ALTAN: İDDİANAME BOŞA DÜŞTÜ
Mezopotamya Ajansı’nın aktardığı haberde, açıklamada ilk olarak söz alan DFG Eşbaşkanı Serdar Altan, bugün bir kez daha hukuk garabetiyle karşı karşıya kaldıklarını söyledi. Müfüoğlu’nun tahliyesini beklediklerini söyleyen Altan, avukatların ve Dicle’nin savunmalarında da görüldüğü gibi, iddianamenin tamamen boş iddialarla dolu olduğunu belirtti. Altan, “ İddianame tamamen yalan ve iftiralar üzerine kuruluydu. Yapılan savunmalarla da bu boşa çıkarıldı. Hem bizim nezdimizde hem kamuoyu nezdinde Dicle Müftüoğlu’nun gazetecilik faaliyetlerinin yargılandığı net bir şekilde görüldü” diye konuştu.

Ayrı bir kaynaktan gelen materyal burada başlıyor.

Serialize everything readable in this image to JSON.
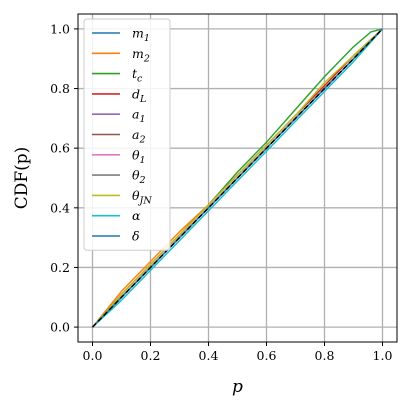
{
  "chart_data": {
    "type": "line",
    "title": "",
    "xlabel": "p",
    "ylabel": "CDF(p)",
    "xlim": [
      -0.05,
      1.05
    ],
    "ylim": [
      -0.05,
      1.05
    ],
    "xticks": [
      0.0,
      0.2,
      0.4,
      0.6,
      0.8,
      1.0
    ],
    "yticks": [
      0.0,
      0.2,
      0.4,
      0.6,
      0.8,
      1.0
    ],
    "xtick_labels": [
      "0.0",
      "0.2",
      "0.4",
      "0.6",
      "0.8",
      "1.0"
    ],
    "ytick_labels": [
      "0.0",
      "0.2",
      "0.4",
      "0.6",
      "0.8",
      "1.0"
    ],
    "grid": true,
    "legend_position": "upper-left",
    "reference": {
      "name": "",
      "style": "dashed",
      "color": "#000000",
      "points": [
        [
          0,
          0
        ],
        [
          1,
          1
        ]
      ]
    },
    "series": [
      {
        "name": "m_1",
        "label_base": "m",
        "label_sub": "1",
        "color": "#1f77b4",
        "points": [
          [
            0,
            0
          ],
          [
            0.1,
            0.1
          ],
          [
            0.2,
            0.2
          ],
          [
            0.3,
            0.3
          ],
          [
            0.4,
            0.4
          ],
          [
            0.5,
            0.5
          ],
          [
            0.6,
            0.6
          ],
          [
            0.7,
            0.7
          ],
          [
            0.8,
            0.8
          ],
          [
            0.9,
            0.9
          ],
          [
            1,
            1
          ]
        ]
      },
      {
        "name": "m_2",
        "label_base": "m",
        "label_sub": "2",
        "color": "#ff7f0e",
        "points": [
          [
            0,
            0
          ],
          [
            0.1,
            0.12
          ],
          [
            0.2,
            0.22
          ],
          [
            0.3,
            0.32
          ],
          [
            0.4,
            0.41
          ],
          [
            0.5,
            0.51
          ],
          [
            0.6,
            0.61
          ],
          [
            0.7,
            0.71
          ],
          [
            0.8,
            0.81
          ],
          [
            0.9,
            0.91
          ],
          [
            1,
            1
          ]
        ]
      },
      {
        "name": "t_c",
        "label_base": "t",
        "label_sub": "c",
        "color": "#2ca02c",
        "points": [
          [
            0,
            0
          ],
          [
            0.1,
            0.11
          ],
          [
            0.2,
            0.21
          ],
          [
            0.3,
            0.31
          ],
          [
            0.4,
            0.41
          ],
          [
            0.5,
            0.52
          ],
          [
            0.6,
            0.62
          ],
          [
            0.7,
            0.73
          ],
          [
            0.8,
            0.84
          ],
          [
            0.9,
            0.94
          ],
          [
            0.96,
            0.99
          ],
          [
            1,
            1
          ]
        ]
      },
      {
        "name": "d_L",
        "label_base": "d",
        "label_sub": "L",
        "color": "#d62728",
        "points": [
          [
            0,
            0
          ],
          [
            0.1,
            0.11
          ],
          [
            0.2,
            0.21
          ],
          [
            0.3,
            0.31
          ],
          [
            0.4,
            0.41
          ],
          [
            0.5,
            0.51
          ],
          [
            0.6,
            0.61
          ],
          [
            0.7,
            0.71
          ],
          [
            0.8,
            0.81
          ],
          [
            0.9,
            0.91
          ],
          [
            1,
            1
          ]
        ]
      },
      {
        "name": "a_1",
        "label_base": "a",
        "label_sub": "1",
        "color": "#9467bd",
        "points": [
          [
            0,
            0
          ],
          [
            0.1,
            0.1
          ],
          [
            0.2,
            0.2
          ],
          [
            0.3,
            0.3
          ],
          [
            0.4,
            0.4
          ],
          [
            0.5,
            0.5
          ],
          [
            0.6,
            0.6
          ],
          [
            0.7,
            0.7
          ],
          [
            0.8,
            0.8
          ],
          [
            0.9,
            0.9
          ],
          [
            1,
            1
          ]
        ]
      },
      {
        "name": "a_2",
        "label_base": "a",
        "label_sub": "2",
        "color": "#8c564b",
        "points": [
          [
            0,
            0
          ],
          [
            0.1,
            0.1
          ],
          [
            0.2,
            0.2
          ],
          [
            0.3,
            0.3
          ],
          [
            0.4,
            0.4
          ],
          [
            0.5,
            0.5
          ],
          [
            0.6,
            0.6
          ],
          [
            0.7,
            0.7
          ],
          [
            0.8,
            0.8
          ],
          [
            0.9,
            0.9
          ],
          [
            1,
            1
          ]
        ]
      },
      {
        "name": "θ_1",
        "label_base": "θ",
        "label_sub": "1",
        "color": "#e377c2",
        "points": [
          [
            0,
            0
          ],
          [
            0.1,
            0.1
          ],
          [
            0.2,
            0.2
          ],
          [
            0.3,
            0.3
          ],
          [
            0.4,
            0.4
          ],
          [
            0.5,
            0.5
          ],
          [
            0.6,
            0.6
          ],
          [
            0.7,
            0.7
          ],
          [
            0.8,
            0.8
          ],
          [
            0.9,
            0.9
          ],
          [
            1,
            1
          ]
        ]
      },
      {
        "name": "θ_2",
        "label_base": "θ",
        "label_sub": "2",
        "color": "#7f7f7f",
        "points": [
          [
            0,
            0
          ],
          [
            0.1,
            0.1
          ],
          [
            0.2,
            0.2
          ],
          [
            0.3,
            0.3
          ],
          [
            0.4,
            0.4
          ],
          [
            0.5,
            0.5
          ],
          [
            0.6,
            0.6
          ],
          [
            0.7,
            0.7
          ],
          [
            0.8,
            0.8
          ],
          [
            0.9,
            0.9
          ],
          [
            1,
            1
          ]
        ]
      },
      {
        "name": "θ_JN",
        "label_base": "θ",
        "label_sub": "JN",
        "color": "#bcbd22",
        "points": [
          [
            0,
            0
          ],
          [
            0.1,
            0.11
          ],
          [
            0.2,
            0.21
          ],
          [
            0.3,
            0.31
          ],
          [
            0.4,
            0.41
          ],
          [
            0.5,
            0.51
          ],
          [
            0.6,
            0.61
          ],
          [
            0.7,
            0.71
          ],
          [
            0.8,
            0.82
          ],
          [
            0.9,
            0.91
          ],
          [
            1,
            1
          ]
        ]
      },
      {
        "name": "α",
        "label_base": "α",
        "label_sub": "",
        "color": "#17becf",
        "points": [
          [
            0,
            0
          ],
          [
            0.1,
            0.09
          ],
          [
            0.2,
            0.19
          ],
          [
            0.3,
            0.29
          ],
          [
            0.4,
            0.39
          ],
          [
            0.5,
            0.49
          ],
          [
            0.6,
            0.59
          ],
          [
            0.7,
            0.69
          ],
          [
            0.8,
            0.79
          ],
          [
            0.9,
            0.89
          ],
          [
            1,
            1
          ]
        ]
      },
      {
        "name": "δ",
        "label_base": "δ",
        "label_sub": "",
        "color": "#1f77b4",
        "points": [
          [
            0,
            0
          ],
          [
            0.1,
            0.1
          ],
          [
            0.2,
            0.2
          ],
          [
            0.3,
            0.3
          ],
          [
            0.4,
            0.4
          ],
          [
            0.5,
            0.5
          ],
          [
            0.6,
            0.6
          ],
          [
            0.7,
            0.7
          ],
          [
            0.8,
            0.8
          ],
          [
            0.9,
            0.9
          ],
          [
            1,
            1
          ]
        ]
      }
    ]
  }
}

Mahkeme salonunda yaşanan hukuk garabetine de işaret eden Altan, “Doğaldır ki hakimler izinli olabilir ancak yerine yargılama yapması gerekenlerin de en azından asgari hukuk bilgisine sahip olması gerekir. Ancak yapılan bir hukuki işlemden ziyade, sıradan bir yaklaşım gösterildi ve hukuktan ziyade başka bir şey içeride görüldü. Bugün maalesef ki bunu yaşadık. Dicle tahliye edilmedi. Bizler gazeteciyiz. Birçok arkadaşımız hakkında soruşturmalar, davalar açılıyor. Tutuklanıyor cezaevine konuluyor. Özgürlüklerinden mahrum bırakılıyor. Bugüne kadar olduğu gibi bundan sonrada bundan medet umulmasın. Arkadaşlarımız Dicle Müftüoğlu, Sedat Yılmaz ve diğer tutuklu arkadaşlarımız da bir an önce tahliye edilsin. Bu hukuksuzluk bir an önce son bulsun” dedi.
OK: YARRGILAMA TİYATROYDU
MLSA Eş Direktörü Veysel Ok ise “Bu yargılama bir tiyatroydu ancak tiyatronun da belli usulleri, kuralları var. Bu kurallara dahi uyulmayan bir yargılama oldu. Avukat savunmaları alınmadan karar açıklandı. Bu benim kişisel hukuk tarihimde gördüğüm ilk örnekti. Buna rağmen kayda düşsün diye iddianame değerlendirmesi yaptık. Bütün iddianame Dicle’nin gazetecilik faaliyetleri, yaptığı seyahatlerdi. Dicle’nin değil tutuklanmak bir gün dahi gözaltına alınmaması lazımdı. Ama Türkiye’nin hukuk devletinden uzaklaştığının farkındayız da bu kadar da yok olduğunu bugün bir kez daha gördük. Umuyorum ki diğer celse Dicle’yi de yanımızda görürüz” diye konuştu.